Rekha, after reading your history, it seems that your former pf, and foot problems may have initiated the RSD, especially after the stretching and icing. You may have had nerve problems even then. With the RSD came the fibrotic changes (thickening and hardening of connective tissue in your foot and leg) may have made you more prone to further pf and tts. Overstretching can definitely irritate already sensitive nerves which may have been further at risk of impingment by swelling and fibrosis from the previous RSD, yet to begin another round of RSD, especially in those who have been prone to it in the past. Once you win this second battle from RSD and have no more pain which I know you will: Stay away from overstretching and ice! Use natural, pain-free stretches like slow careful walking, wear those supportive shoes, never squat, don't run uphill or on hard pavement, and get some really comfy gel inserts that make it feel like you are walking on a cloud.

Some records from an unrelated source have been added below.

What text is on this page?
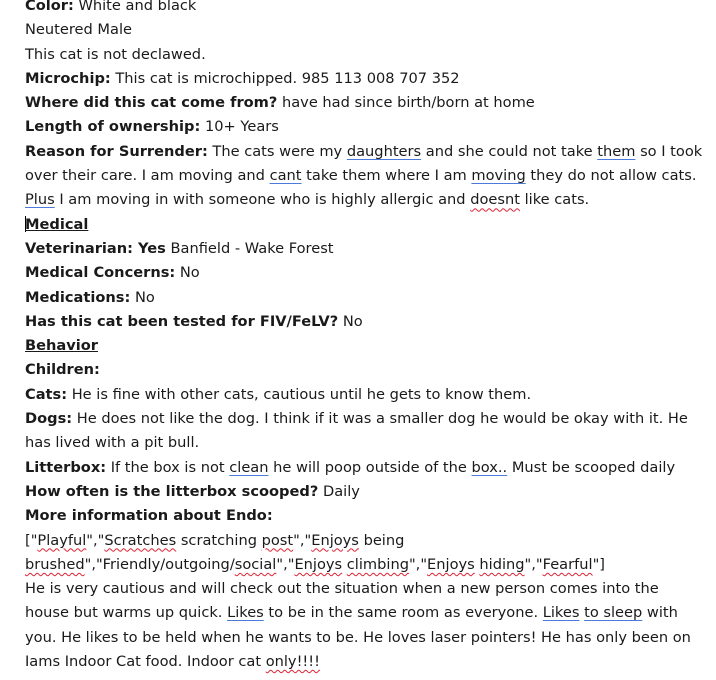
Color: White and black
Neutered Male
This cat is not declawed.
Microchip: This cat is microchipped. 985 113 008 707 352
Where did this cat come from? have had since birth/born at home
Length of ownership: 10+ Years
Reason for Surrender: The cats were my daughters and she could not take them so I took
over their care. I am moving and cant take them where I am moving they do not allow cats.
Plus I am moving in with someone who is highly allergic and doesnt like cats.
Medical
Veterinarian: Yes Banfield - Wake Forest
Medical Concerns: No
Medications: No
Has this cat been tested for FIV/FeLV? No
Behavior
Children:
Cats: He is fine with other cats, cautious until he gets to know them.
Dogs: He does not like the dog. I think if it was a smaller dog he would be okay with it. He
has lived with a pit bull.
Litterbox: If the box is not clean he will poop outside of the box.. Must be scooped daily
How often is the litterbox scooped? Daily
More information about Endo:
["Playful","Scratches scratching post","Enjoys being
brushed","Friendly/outgoing/social","Enjoys climbing","Enjoys hiding","Fearful"]
He is very cautious and will check out the situation when a new person comes into the
house but warms up quick. Likes to be in the same room as everyone. Likes to sleep with
you. He likes to be held when he wants to be. He loves laser pointers! He has only been on
Iams Indoor Cat food. Indoor cat only!!!!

One other note: I also had pf in both my feet, and I really hated stretching that tissue. In fact, I quit doing it because it hurt and seemed to make things worse. As a therapist I don't believe in making pain worse. Instead I found some really good supportive shoes (they were new balance 1122s) and soft, comfortable gel inserts which kept my feet warm and happy, and quit the activities which made the pf worse. (I found I would set it off by squatting, overstretching the plantar fascia when I would put stuff away or when I was doing yard work.) I used a step stool to sit low on instead of squatting and overstretching my feet. It worked, and took about 2 months to completely resolve after I made these changes. My husband, a PT, uses these principles all the time now when treating pf and has much better results.